Pemain berusia 21 tahun tersebut ditengarai merupakan perpaduan antara Neymar dan Willian. Ada juga yang mengidentikkannya dengan sang maestro, Lionel Messi. Walau begitu, Barcelona bukan Bordeaux. Malcom harus bekerja keras untuk menyingkirkan Dembele dan Alcacer.
Pada sisi lain, kepergian Xavi dan Iniesta justru membuka pintu bagi era baru Barcelona tanpa dua penyihir kreatif itu. Coutinho pasti terlecut untuk membuktikan bahwa harga dan kualitasnya sepadan. Hal sama berlaku pada Arthur dan Malcom. Begitu pula dengan Dembele.
Dengan atau tanpa Xavi dan Iniesta, Barca tetap mes que un club atau lebih dari sekadar klub.

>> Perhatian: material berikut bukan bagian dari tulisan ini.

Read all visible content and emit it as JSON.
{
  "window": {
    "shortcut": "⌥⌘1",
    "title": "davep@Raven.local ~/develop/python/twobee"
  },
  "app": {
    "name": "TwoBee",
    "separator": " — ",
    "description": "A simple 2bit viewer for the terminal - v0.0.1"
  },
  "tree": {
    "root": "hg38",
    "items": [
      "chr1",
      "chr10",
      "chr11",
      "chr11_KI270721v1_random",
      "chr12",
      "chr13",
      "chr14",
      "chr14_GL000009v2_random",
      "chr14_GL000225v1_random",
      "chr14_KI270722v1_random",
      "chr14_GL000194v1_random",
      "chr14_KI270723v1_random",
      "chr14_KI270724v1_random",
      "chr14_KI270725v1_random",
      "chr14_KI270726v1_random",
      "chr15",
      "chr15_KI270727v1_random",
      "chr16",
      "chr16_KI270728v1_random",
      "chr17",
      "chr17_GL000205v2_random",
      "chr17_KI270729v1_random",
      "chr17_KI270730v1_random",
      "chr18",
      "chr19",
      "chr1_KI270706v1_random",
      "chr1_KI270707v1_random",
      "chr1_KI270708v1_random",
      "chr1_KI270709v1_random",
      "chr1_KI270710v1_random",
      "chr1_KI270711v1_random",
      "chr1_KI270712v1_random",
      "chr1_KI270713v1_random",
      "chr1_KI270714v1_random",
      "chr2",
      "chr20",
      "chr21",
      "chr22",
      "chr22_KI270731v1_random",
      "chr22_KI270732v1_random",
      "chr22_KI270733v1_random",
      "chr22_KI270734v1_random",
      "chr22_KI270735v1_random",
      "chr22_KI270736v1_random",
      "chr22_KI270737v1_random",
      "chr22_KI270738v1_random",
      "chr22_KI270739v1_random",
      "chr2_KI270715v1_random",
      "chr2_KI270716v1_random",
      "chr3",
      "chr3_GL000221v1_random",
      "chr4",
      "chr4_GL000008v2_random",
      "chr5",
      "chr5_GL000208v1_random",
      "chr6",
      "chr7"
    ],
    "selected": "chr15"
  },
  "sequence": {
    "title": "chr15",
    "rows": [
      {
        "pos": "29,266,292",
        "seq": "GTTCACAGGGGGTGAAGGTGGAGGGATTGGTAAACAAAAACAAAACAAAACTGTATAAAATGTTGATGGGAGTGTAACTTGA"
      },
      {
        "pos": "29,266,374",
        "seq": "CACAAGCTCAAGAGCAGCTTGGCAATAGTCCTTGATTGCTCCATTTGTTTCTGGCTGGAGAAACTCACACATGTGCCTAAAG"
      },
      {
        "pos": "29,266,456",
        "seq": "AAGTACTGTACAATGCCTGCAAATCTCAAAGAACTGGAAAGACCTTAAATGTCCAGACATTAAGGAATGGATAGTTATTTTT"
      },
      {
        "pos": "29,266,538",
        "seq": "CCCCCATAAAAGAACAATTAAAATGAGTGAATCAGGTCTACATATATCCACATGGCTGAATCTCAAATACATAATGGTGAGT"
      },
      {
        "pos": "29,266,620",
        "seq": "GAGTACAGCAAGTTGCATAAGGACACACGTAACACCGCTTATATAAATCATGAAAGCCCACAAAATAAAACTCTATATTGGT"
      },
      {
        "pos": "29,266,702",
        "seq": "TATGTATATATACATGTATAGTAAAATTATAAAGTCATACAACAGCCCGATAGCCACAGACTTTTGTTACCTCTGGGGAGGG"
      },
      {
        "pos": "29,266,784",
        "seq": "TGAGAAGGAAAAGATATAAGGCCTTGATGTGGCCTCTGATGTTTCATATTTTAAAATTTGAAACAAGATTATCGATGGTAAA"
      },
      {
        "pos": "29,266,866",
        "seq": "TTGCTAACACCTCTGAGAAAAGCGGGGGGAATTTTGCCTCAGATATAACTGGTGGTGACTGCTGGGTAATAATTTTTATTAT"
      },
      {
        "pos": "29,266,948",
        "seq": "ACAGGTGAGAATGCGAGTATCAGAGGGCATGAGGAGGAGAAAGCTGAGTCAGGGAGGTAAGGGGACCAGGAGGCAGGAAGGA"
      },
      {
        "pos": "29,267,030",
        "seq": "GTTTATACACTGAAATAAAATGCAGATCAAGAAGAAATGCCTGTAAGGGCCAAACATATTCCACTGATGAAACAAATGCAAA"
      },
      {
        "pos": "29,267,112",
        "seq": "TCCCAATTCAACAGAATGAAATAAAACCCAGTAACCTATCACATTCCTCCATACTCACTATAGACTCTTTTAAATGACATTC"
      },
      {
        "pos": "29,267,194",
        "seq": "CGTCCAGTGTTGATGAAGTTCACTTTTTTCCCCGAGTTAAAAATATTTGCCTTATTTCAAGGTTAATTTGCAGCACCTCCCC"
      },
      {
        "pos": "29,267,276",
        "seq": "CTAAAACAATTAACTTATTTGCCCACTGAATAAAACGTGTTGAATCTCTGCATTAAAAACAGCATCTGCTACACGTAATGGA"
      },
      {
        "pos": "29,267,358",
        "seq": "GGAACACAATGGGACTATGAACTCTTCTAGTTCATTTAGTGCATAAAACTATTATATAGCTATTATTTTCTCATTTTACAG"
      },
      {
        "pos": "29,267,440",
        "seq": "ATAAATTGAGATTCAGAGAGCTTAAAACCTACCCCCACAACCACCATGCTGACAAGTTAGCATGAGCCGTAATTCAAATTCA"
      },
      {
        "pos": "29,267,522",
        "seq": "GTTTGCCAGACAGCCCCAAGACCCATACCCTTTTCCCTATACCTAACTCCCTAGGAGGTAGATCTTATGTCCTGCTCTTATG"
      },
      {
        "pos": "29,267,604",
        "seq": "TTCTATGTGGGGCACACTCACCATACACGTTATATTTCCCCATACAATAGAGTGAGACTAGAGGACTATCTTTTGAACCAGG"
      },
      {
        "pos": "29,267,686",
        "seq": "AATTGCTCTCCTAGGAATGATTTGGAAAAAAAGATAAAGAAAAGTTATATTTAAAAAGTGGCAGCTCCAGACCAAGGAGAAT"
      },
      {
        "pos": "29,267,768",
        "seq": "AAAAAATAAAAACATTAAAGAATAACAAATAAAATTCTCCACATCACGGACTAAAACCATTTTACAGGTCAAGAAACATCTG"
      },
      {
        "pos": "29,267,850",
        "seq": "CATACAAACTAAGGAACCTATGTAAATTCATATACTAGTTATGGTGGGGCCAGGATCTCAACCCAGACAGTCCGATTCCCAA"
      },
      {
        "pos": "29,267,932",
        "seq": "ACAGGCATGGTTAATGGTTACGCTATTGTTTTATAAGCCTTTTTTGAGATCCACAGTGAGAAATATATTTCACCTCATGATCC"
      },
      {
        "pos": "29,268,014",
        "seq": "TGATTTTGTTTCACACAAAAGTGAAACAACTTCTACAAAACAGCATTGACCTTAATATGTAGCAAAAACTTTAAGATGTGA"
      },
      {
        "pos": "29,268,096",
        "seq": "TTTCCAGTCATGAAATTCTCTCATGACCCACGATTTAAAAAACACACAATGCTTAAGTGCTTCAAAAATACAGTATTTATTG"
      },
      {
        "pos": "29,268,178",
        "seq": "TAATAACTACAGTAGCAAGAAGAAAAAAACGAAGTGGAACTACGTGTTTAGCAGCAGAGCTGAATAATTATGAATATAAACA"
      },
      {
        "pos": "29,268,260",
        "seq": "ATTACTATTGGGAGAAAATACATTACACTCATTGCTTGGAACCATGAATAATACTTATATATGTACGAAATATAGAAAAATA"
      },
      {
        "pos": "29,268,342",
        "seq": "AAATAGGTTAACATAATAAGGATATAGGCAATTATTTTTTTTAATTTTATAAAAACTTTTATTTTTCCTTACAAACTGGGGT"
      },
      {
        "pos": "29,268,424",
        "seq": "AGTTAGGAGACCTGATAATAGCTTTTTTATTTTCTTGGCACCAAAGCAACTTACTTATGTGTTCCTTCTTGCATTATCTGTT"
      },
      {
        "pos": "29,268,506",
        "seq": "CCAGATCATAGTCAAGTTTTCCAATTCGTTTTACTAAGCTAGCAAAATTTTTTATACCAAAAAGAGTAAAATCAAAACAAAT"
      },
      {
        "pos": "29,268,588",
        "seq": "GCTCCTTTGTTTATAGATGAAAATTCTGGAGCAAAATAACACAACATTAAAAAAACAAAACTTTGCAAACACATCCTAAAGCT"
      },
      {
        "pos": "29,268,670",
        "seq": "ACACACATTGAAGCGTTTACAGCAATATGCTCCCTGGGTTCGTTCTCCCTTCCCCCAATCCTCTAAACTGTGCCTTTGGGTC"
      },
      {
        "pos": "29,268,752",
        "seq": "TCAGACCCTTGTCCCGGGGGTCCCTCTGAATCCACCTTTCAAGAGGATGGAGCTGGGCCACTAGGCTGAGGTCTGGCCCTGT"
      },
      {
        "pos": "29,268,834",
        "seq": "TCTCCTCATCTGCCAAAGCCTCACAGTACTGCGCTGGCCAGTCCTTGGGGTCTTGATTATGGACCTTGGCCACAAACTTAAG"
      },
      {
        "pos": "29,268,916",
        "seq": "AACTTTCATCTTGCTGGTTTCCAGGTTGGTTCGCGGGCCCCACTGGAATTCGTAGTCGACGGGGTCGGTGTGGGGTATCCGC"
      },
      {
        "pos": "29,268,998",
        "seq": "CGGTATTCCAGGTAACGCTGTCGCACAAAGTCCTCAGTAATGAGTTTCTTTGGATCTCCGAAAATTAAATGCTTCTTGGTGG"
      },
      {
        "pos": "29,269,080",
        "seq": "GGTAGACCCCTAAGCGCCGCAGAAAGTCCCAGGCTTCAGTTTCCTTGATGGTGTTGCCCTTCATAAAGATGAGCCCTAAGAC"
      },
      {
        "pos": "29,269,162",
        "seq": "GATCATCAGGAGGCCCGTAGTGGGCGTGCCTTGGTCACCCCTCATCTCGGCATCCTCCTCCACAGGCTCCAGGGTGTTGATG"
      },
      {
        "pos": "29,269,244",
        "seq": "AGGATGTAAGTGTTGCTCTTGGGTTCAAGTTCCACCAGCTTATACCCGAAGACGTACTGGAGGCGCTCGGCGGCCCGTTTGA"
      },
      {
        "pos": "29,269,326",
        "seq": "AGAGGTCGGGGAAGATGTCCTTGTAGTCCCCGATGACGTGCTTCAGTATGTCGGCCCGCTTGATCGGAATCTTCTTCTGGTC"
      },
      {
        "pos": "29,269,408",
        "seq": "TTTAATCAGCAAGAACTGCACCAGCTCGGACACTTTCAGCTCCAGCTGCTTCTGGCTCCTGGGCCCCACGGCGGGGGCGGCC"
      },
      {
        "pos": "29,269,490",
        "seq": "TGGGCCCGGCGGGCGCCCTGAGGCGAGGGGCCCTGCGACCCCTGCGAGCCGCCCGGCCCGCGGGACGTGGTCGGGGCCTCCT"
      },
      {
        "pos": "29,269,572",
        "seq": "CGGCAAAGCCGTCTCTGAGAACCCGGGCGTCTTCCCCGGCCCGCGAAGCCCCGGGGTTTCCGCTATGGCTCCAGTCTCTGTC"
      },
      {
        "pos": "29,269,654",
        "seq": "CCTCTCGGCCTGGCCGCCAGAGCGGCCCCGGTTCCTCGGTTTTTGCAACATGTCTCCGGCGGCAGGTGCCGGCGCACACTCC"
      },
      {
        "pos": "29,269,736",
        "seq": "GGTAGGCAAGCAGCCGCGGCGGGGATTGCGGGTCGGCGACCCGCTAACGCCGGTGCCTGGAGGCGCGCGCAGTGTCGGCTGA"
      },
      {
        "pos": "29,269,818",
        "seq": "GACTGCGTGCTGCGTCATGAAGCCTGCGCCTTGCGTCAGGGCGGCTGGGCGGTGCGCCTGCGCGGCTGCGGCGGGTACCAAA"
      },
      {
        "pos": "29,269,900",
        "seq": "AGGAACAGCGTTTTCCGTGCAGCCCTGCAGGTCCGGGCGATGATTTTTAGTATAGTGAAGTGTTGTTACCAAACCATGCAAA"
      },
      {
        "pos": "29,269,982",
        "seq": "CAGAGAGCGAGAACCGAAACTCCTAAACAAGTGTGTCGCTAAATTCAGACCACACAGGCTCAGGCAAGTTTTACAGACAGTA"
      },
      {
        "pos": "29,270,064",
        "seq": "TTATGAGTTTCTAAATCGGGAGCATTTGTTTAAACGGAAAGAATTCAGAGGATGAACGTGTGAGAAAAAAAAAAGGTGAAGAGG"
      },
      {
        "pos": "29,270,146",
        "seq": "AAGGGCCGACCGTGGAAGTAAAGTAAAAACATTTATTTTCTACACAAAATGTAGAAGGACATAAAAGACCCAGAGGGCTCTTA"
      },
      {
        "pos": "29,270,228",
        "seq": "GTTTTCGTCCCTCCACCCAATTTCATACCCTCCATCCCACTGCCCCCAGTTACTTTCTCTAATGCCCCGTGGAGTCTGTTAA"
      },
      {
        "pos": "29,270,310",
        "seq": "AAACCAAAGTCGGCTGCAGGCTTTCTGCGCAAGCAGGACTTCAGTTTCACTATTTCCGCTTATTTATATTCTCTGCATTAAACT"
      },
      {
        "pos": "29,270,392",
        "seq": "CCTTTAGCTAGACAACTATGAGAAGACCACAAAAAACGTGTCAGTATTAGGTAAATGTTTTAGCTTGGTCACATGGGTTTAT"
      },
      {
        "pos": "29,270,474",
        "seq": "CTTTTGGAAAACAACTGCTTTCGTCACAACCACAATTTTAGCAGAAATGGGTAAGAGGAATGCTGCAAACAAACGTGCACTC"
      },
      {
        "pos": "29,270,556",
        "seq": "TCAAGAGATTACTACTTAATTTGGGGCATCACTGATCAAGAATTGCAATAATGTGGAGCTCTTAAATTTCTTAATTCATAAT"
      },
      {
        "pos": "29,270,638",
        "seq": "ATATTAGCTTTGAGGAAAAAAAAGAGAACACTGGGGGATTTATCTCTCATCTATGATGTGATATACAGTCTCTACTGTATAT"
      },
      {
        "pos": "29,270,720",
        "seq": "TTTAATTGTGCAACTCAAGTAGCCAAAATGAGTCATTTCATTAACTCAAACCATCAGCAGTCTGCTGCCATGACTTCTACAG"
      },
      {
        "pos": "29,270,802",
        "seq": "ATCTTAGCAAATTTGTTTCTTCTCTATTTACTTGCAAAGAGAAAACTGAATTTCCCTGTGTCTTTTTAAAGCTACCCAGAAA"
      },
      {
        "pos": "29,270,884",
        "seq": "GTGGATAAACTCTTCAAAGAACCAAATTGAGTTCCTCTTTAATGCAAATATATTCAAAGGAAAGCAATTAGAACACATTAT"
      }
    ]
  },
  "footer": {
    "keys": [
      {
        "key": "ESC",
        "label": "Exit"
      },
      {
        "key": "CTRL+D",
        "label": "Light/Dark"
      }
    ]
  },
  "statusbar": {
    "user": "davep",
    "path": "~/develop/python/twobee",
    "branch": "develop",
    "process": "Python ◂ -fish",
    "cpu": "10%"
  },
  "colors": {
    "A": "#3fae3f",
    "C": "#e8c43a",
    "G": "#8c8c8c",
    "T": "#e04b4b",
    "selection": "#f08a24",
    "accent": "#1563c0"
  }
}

3. Pembuktian Barisan Sakit Hati
Serdadu Barcelona memasuki musim baru dengan luka akibat Piala Dunia 2018 di Rusia. Tidak ada yang berpesta mengangkat piala selain Umtiti dan Dembele. Keduanya berhasil menapak tangga juara bersama timnas Prancis.
Messi, setelah kegagalan dan kekalahan menyakitkan di perdelapan final, kini berkonsentrasi penuh bagi prestasi klub. Meskipun baru memasuki usia ke-31, rasanya sudah kasip baginya untuk mengimpikan bermain atau juara di Piala Dunia 2022.
Suarez mengalami nasib serupa. Tidak berdaya melangkah ke babak final membuat penyerang asal Uruguay ini memusatkan fokus pada capaian klub. Musim lalu pundi-pundi golnya kalah jauh dibanding Messi, musim ini ia pasti ingin lebih.
Pique, Alba, dan Busquets pun sama. Mereka juga kandas di Rusia. Mereka juga merasakan perih dan pedih mengangkat koper lebih cepat. Mau tidak mau, semua kemampuan harus dikerahkan sepenuhnya bagi kegemilangan klub.
Coutinho sama saja. Takluk dan keok di Rusia walaupun ia bermain cemerlang bersama timnas Brasil. Gol indah dan gocekan mautnya tidak cukup mengantar negaranya hingga ke puncak. Sekarang tinggal beraksi sebaik mungkin bersama Blaugrana.